La pluie battante n’a pas découragé les opposants à ce projet, venus manifester emmitouflés dans des blousons et K-way bariolés, au rythme d’une fanfare. Sur leurs pancartes, ils affichent leur colère : «Stop au charbon», «Lützerath vit !». Alors qu’ils traversaient la localité voisine de Keyenberg, quelques riverains postés aux fenêtres de leurs habitations les ont encouragés.
Reportage
A l’intérieur du camp encore occupé par une poignée d’activistes, les forces de l’ordre ont repris samedi les travaux de démantèlement et d’évacuation, déjà très avancés. Entre 20 et 40 militants se trouvaient encore sur place vendredi soir, selon une porte-parole de leur mouvement. Des arbres ont été abattus, de nombreuses cabanes construites en hauteur par les activistes ont été vidées de leurs occupants, ces derniers étant escortés vers la sortie du site.
470 occupants évacués
L’ancien village, situé dans le bassin rhénan, entre Düsseldorf et Cologne, doit disparaître pour permettre l’extension d’une immense mine de lignite à ciel ouvert, l’une des plus grandes d’Europe, exploitée par l’énergéticien allemand RWE. Mot d’ordre des manifestants : «Empêcher l’évacuation !», même si les heures du camp de Lützerath semblent désormais comptées.
En images
L’opération d’évacuation, entamée cette semaine, a mobilisé des renforts de police venus de toute l’Allemagne et s’est à ce stade déroulée sans incident notable.
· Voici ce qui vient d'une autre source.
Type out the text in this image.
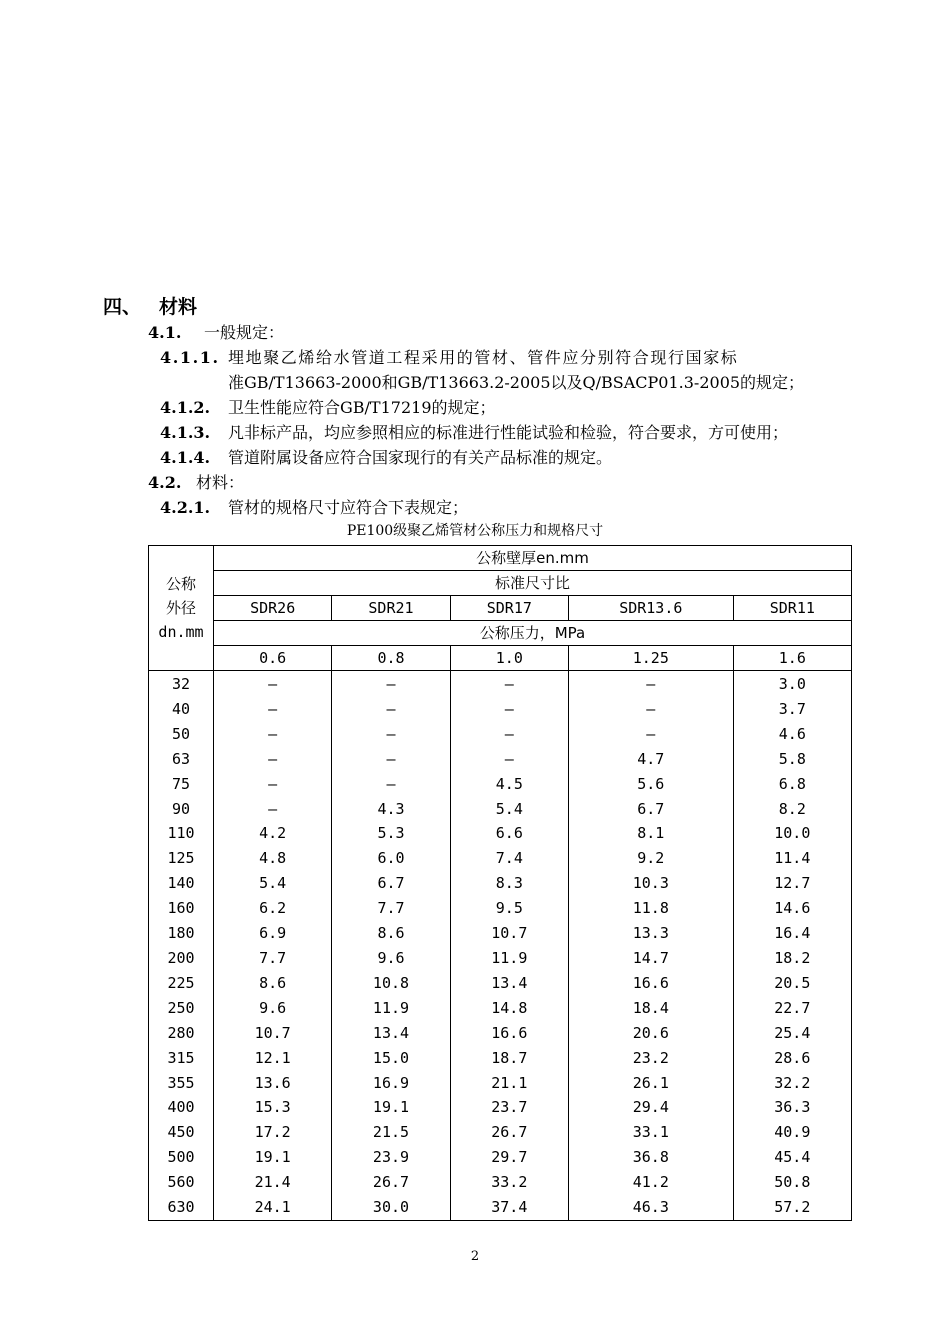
四、 材料
4.1. 一般规定：
4.1.1. 埋地聚乙烯给水管道工程采用的管材、管件应分别符合现行国家标
准GB/T13663-2000和GB/T13663.2-2005以及Q/BSACP01.3-2005的规定；
4.1.2. 卫生性能应符合GB/T17219的规定；
4.1.3. 凡非标产品，均应参照相应的标准进行性能试验和检验，符合要求，方可使用；
4.1.4. 管道附属设备应符合国家现行的有关产品标准的规定。
4.2. 材料：
4.2.1. 管材的规格尺寸应符合下表规定；
PE100级聚乙烯管材公称压力和规格尺寸
公称
外径
dn.mm	公称壁厚en.mm				
	标准尺寸比				
	SDR26	SDR21	SDR17	SDR13.6	SDR11
	公称压力，MPa				
	0.6	0.8	1.0	1.25	1.6
32	—	—	—	—	3.0
40	—	—	—	—	3.7
50	—	—	—	—	4.6
63	—	—	—	4.7	5.8
75	—	—	4.5	5.6	6.8
90	—	4.3	5.4	6.7	8.2
110	4.2	5.3	6.6	8.1	10.0
125	4.8	6.0	7.4	9.2	11.4
140	5.4	6.7	8.3	10.3	12.7
160	6.2	7.7	9.5	11.8	14.6
180	6.9	8.6	10.7	13.3	16.4
200	7.7	9.6	11.9	14.7	18.2
225	8.6	10.8	13.4	16.6	20.5
250	9.6	11.9	14.8	18.4	22.7
280	10.7	13.4	16.6	20.6	25.4
315	12.1	15.0	18.7	23.2	28.6
355	13.6	16.9	21.1	26.1	32.2
400	15.3	19.1	23.7	29.4	36.3
450	17.2	21.5	26.7	33.1	40.9
500	19.1	23.9	29.7	36.8	45.4
560	21.4	26.7	33.2	41.2	50.8
630	24.1	30.0	37.4	46.3	57.2
2
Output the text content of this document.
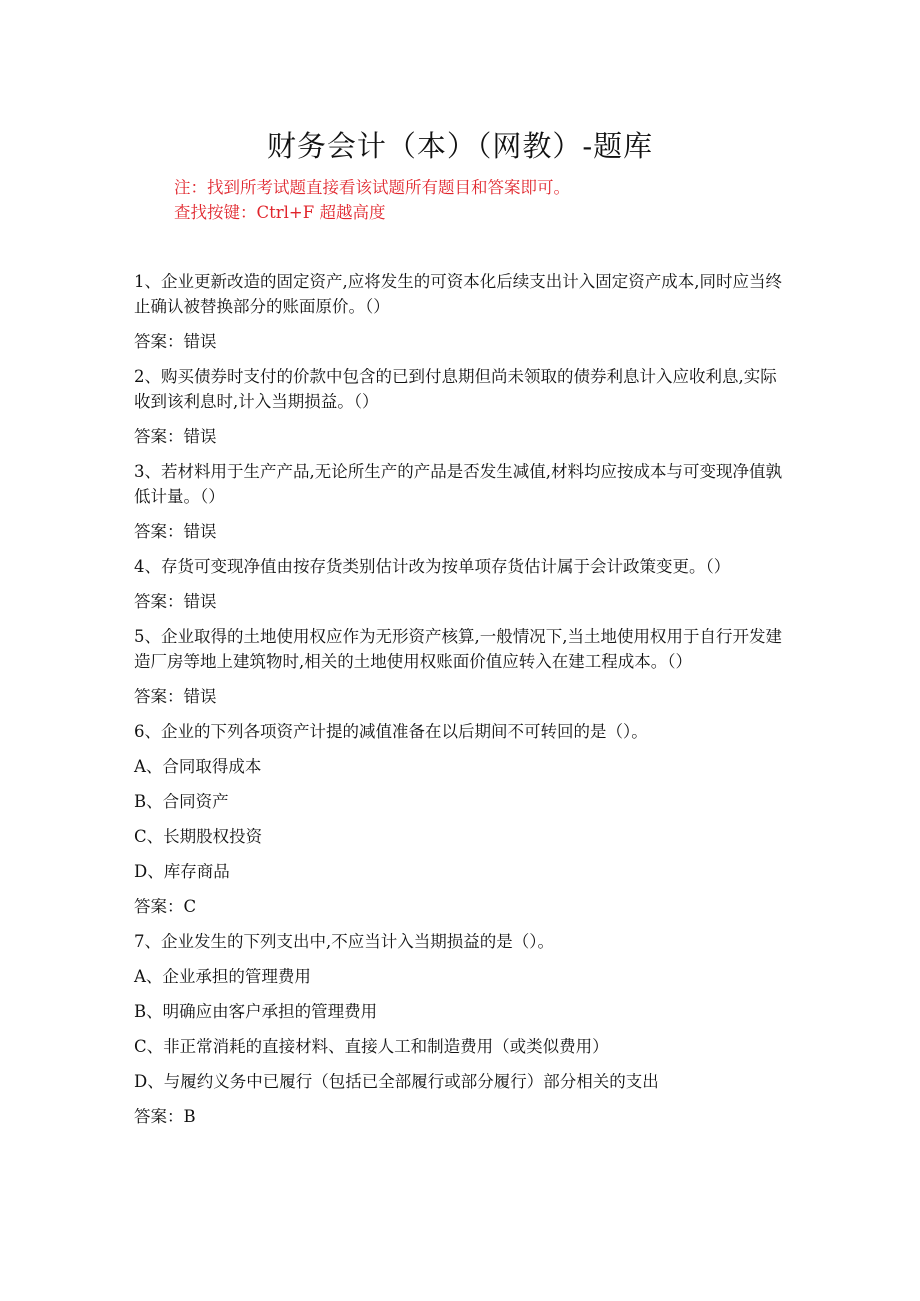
财务会计（本）（网教）-题库
注：找到所考试题直接看该试题所有题目和答案即可。
查找按键：Ctrl+F 超越高度
1、企业更新改造的固定资产,应将发生的可资本化后续支出计入固定资产成本,同时应当终止确认被替换部分的账面原价。（）
答案：错误
2、购买债券时支付的价款中包含的已到付息期但尚未领取的债券利息计入应收利息,实际收到该利息时,计入当期损益。（）
答案：错误
3、若材料用于生产产品,无论所生产的产品是否发生减值,材料均应按成本与可变现净值孰低计量。（）
答案：错误
4、存货可变现净值由按存货类别估计改为按单项存货估计属于会计政策变更。（）
答案：错误
5、企业取得的土地使用权应作为无形资产核算,一般情况下,当土地使用权用于自行开发建造厂房等地上建筑物时,相关的土地使用权账面价值应转入在建工程成本。（）
答案：错误
6、企业的下列各项资产计提的减值准备在以后期间不可转回的是（）。
A、合同取得成本
B、合同资产
C、长期股权投资
D、库存商品
答案：C
7、企业发生的下列支出中,不应当计入当期损益的是（）。
A、企业承担的管理费用
B、明确应由客户承担的管理费用
C、非正常消耗的直接材料、直接人工和制造费用（或类似费用）
D、与履约义务中已履行（包括已全部履行或部分履行）部分相关的支出
答案：B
Onze policiers ont été blessés, dont deux avec des interruptions de travail. Quelques poursuites pénales ont été engagées pour avoir résisté aux forces de l’ordre et endommagé des biens. Depuis le début de l’évacuation, les secours ont fait sortir environ 470 militants du hameau occupé, rapporte la presse allemande citant la police.
«S’enchaîner à des blocs de béton»
Deux militants se sont retranchés dans un tunnel sous terre, prêts à «s’enchaîner à des blocs de béton pour retarder l’évacuation», d’après un communiqué du mouvement. «Notre tunnel est sûr, seule une action policière négligente peut nous mettre en danger ici», témoigne l’une des activistes présentes à l’intérieur.
Diverses opérations de désobéissance civile en soutien au mouvement ont été rapportées dans toute l’Allemagne au cours des derniers jours. Vendredi à Berlin, des activistes encagoulés ont mis le feu à des poubelles et peint des slogans sur la façade de bureaux des Verts. Le parti politique fait partie de la coalition du gouvernement du social-démocrate Olaf Scholz, accusé par les militants de les avoir trahis en signant un compromis avec RWE, permettant la destruction de Lützerath, dont les habitants ont été expropriés il y a plusieurs années.
Le gouvernement juge nécessaire l’extension de la mine pour la sécurité énergétique de l’Allemagne qui doit compenser l’interruption des livraisons de gaz russe. Un motif impérieux que contestent les opposants selon lesquels les réserves de lignite sont suffisantes.